Сколько прошло минут? Казалось, очень много. Внизу, у входа, послышалась какая-то возня. Надя прислушалась: на лестнице застучали грузные незнакомые шаги. Кто бы это мог быть?

Успели ли предупредить постовых и указать им укрытие? До восточных воротец оставалось менее версты. Видно было лошадей, дровни, дымок походной кухни. И на утреннем солнце поблескивали отточенные железные вилы.

Кто-то подошел к порогу. Надя обернулась. И сердце ее дрогнуло. Перед ней, нагнувшись под притолокой, стоял заросший черной бородой, в лохматой шапке, с пьяными глазами Треков. За поясом у него торчал топор. И острая ножовка.

— А! Ты вон что придумала, бесово отродье! — злобно захрипел он.

Треков увидел, что язык колокола обмотан тряпками и привязан гужом.

Надя в ужасе прижалась к окну.

Треков выхватил топор и ударил обухом Надю по голове.

Надя упала. А Треков с остервенением начал рубить топором гуж. Он кряхтел, обливался по́том. Часть гужа оборвалась. Он обвис и удлинился. Егор глянул в окно. Мятежники разбирали плетень. Егор засмеялся. Поплевал на руки и снова замахнулся острым топором.
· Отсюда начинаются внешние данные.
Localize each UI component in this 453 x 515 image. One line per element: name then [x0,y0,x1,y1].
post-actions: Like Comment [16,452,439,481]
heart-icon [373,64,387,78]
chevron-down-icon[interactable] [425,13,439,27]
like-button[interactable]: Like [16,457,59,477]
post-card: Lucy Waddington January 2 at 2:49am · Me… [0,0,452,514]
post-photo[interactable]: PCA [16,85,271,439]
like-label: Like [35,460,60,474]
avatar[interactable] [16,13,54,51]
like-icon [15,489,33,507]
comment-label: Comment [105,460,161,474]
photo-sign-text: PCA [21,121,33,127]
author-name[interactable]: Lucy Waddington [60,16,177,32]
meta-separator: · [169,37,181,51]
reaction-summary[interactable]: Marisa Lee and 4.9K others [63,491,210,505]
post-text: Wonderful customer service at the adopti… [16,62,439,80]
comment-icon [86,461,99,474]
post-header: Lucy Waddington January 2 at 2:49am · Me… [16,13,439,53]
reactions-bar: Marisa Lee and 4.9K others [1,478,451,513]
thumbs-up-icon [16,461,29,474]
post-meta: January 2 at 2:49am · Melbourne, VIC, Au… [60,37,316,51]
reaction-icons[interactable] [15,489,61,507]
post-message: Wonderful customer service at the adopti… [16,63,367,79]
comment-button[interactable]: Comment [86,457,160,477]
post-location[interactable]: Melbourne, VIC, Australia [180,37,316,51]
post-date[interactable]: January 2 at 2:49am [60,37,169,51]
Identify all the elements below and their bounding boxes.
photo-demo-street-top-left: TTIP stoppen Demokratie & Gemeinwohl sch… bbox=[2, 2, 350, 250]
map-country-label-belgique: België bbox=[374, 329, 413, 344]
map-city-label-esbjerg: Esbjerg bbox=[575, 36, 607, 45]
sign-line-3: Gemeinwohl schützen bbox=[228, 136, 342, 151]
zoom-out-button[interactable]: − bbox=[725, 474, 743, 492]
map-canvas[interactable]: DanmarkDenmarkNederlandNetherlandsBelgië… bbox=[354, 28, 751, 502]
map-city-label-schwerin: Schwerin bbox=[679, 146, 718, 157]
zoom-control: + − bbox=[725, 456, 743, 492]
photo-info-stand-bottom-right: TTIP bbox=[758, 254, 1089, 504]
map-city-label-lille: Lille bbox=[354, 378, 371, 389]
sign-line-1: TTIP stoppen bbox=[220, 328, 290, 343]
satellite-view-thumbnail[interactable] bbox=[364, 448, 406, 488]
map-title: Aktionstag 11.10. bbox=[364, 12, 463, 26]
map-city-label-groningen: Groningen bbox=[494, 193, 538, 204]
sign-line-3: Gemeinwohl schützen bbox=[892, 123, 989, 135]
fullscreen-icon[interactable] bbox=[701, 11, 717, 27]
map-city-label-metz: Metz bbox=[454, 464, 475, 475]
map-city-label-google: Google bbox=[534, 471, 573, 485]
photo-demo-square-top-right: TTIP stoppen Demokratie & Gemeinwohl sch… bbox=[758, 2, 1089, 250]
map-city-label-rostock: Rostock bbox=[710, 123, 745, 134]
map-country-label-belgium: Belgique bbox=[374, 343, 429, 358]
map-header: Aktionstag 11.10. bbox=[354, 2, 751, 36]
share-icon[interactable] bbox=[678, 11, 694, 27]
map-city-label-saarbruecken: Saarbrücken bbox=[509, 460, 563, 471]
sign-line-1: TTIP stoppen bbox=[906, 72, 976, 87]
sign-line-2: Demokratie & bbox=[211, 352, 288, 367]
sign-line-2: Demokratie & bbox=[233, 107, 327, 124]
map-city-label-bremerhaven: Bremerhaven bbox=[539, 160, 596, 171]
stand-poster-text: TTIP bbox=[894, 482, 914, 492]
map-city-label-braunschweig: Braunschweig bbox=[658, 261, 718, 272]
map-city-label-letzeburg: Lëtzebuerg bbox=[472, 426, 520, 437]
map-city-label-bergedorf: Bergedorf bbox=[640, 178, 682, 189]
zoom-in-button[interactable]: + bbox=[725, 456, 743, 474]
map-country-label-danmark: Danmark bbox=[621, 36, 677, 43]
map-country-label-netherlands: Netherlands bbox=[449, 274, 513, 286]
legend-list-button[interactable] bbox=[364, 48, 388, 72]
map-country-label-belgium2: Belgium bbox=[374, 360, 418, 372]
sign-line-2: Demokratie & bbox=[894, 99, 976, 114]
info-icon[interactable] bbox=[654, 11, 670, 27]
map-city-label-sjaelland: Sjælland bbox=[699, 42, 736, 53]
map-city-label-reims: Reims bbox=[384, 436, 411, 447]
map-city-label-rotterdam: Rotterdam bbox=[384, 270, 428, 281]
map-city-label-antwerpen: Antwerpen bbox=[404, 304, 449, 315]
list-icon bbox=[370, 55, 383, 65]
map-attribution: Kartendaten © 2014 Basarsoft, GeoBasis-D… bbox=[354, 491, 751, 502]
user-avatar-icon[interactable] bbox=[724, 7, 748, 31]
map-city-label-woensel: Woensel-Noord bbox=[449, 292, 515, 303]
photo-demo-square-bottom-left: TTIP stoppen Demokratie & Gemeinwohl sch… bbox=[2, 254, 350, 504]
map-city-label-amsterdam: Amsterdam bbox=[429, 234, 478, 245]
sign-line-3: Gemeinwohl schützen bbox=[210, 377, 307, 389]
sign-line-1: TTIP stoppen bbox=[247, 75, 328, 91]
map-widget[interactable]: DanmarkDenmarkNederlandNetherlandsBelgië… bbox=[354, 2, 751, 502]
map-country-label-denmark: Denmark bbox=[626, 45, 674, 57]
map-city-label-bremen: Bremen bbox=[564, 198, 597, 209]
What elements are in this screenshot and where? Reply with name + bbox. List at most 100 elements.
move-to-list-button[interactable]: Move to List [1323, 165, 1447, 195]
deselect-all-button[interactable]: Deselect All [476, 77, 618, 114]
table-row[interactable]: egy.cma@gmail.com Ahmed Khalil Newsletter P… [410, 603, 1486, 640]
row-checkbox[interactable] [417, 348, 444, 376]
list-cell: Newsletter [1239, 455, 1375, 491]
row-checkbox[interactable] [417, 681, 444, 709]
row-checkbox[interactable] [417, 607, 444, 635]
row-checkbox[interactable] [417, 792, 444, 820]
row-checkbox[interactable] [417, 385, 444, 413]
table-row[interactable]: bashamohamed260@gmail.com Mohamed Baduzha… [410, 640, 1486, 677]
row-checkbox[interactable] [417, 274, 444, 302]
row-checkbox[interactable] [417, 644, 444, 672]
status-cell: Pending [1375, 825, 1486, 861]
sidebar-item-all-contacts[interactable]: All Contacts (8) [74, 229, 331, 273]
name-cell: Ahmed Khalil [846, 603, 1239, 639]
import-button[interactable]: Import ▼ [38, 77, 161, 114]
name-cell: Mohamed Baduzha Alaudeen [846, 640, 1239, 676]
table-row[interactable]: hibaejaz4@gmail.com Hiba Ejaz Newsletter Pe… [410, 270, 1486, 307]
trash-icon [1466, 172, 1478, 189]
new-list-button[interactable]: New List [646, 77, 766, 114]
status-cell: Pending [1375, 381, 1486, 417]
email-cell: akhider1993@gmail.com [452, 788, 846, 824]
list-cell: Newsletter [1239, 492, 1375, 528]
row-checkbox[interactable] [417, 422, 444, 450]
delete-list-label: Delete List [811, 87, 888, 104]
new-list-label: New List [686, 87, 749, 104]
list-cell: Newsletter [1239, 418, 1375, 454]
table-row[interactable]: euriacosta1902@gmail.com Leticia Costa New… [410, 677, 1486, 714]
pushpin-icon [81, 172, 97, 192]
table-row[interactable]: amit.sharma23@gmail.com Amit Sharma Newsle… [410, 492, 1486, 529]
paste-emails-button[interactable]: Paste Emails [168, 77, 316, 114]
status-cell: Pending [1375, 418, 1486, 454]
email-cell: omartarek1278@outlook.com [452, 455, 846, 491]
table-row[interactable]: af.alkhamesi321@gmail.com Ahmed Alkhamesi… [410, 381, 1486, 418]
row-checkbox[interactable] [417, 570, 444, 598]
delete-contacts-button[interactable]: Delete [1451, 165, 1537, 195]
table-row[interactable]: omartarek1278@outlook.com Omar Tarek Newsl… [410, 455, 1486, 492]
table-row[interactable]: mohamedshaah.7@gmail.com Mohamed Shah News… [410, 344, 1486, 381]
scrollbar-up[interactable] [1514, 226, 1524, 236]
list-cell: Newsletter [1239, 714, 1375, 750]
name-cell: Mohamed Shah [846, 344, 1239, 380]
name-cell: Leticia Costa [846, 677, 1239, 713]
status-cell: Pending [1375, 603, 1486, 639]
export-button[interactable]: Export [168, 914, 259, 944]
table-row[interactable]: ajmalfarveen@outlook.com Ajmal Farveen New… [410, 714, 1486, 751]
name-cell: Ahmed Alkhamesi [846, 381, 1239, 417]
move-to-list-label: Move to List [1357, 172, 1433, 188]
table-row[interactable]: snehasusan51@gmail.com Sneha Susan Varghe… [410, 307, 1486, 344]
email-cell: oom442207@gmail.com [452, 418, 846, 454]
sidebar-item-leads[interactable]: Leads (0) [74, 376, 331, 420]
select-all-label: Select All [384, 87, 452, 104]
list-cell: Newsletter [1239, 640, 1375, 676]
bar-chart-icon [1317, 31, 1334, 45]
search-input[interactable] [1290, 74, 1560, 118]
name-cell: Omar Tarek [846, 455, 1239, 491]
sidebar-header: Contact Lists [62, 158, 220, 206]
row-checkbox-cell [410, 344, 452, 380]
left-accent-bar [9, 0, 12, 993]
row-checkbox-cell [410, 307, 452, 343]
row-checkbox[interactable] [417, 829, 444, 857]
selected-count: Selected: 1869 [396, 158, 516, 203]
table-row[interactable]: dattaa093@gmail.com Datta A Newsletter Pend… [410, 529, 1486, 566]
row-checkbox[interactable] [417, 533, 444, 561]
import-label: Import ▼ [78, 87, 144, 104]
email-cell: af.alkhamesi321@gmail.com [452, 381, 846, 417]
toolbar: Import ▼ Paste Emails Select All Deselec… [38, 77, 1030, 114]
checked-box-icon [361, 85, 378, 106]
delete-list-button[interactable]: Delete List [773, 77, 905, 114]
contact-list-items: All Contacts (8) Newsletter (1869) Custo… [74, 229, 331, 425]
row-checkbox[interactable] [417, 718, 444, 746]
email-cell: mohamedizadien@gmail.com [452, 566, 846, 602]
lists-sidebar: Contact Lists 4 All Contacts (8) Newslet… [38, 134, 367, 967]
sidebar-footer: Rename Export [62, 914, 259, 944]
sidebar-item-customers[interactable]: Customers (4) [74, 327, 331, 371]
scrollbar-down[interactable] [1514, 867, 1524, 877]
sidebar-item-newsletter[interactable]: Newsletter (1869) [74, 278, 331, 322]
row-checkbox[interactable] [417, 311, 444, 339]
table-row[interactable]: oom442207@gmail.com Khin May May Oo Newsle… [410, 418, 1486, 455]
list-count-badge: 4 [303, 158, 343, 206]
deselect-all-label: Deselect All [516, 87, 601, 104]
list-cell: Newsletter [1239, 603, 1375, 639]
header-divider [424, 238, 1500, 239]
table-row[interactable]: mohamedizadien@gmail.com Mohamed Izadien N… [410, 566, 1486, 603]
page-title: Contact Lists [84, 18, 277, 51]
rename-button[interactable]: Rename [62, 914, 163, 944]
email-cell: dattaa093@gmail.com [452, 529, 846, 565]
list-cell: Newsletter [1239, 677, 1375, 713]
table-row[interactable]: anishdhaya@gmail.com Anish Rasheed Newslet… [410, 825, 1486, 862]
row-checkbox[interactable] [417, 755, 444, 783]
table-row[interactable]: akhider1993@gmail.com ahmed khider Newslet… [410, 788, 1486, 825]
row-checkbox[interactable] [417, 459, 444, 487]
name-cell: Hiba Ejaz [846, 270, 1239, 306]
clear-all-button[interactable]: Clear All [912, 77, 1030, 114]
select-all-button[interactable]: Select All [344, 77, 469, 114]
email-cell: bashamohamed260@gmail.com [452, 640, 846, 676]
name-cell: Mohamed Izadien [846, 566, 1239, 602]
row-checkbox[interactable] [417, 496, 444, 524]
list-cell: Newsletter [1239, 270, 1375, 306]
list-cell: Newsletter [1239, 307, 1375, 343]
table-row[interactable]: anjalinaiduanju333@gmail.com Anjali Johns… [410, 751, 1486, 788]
И в это самое время гул потряс воздух. Над колокольней пронесся тяжелый снаряд. Егор присел крестясь. Приподнялся, с опаской выглянул в окно. Снаряд упал в самую середину обоза. Лошади шарахнулись. Черный ручей разлился по снежному полю. Гул повторился, и снова снаряд лег в гущу мятежников.

Это из-за холма, с запада, била советская артиллерия.

Воздух гудел. Ряды мятежников редели. Они бросились вспять. Мимо колокольни пролетела конница. Егор спрятал топор и кубарем скатился с крутой лестницы колокольни.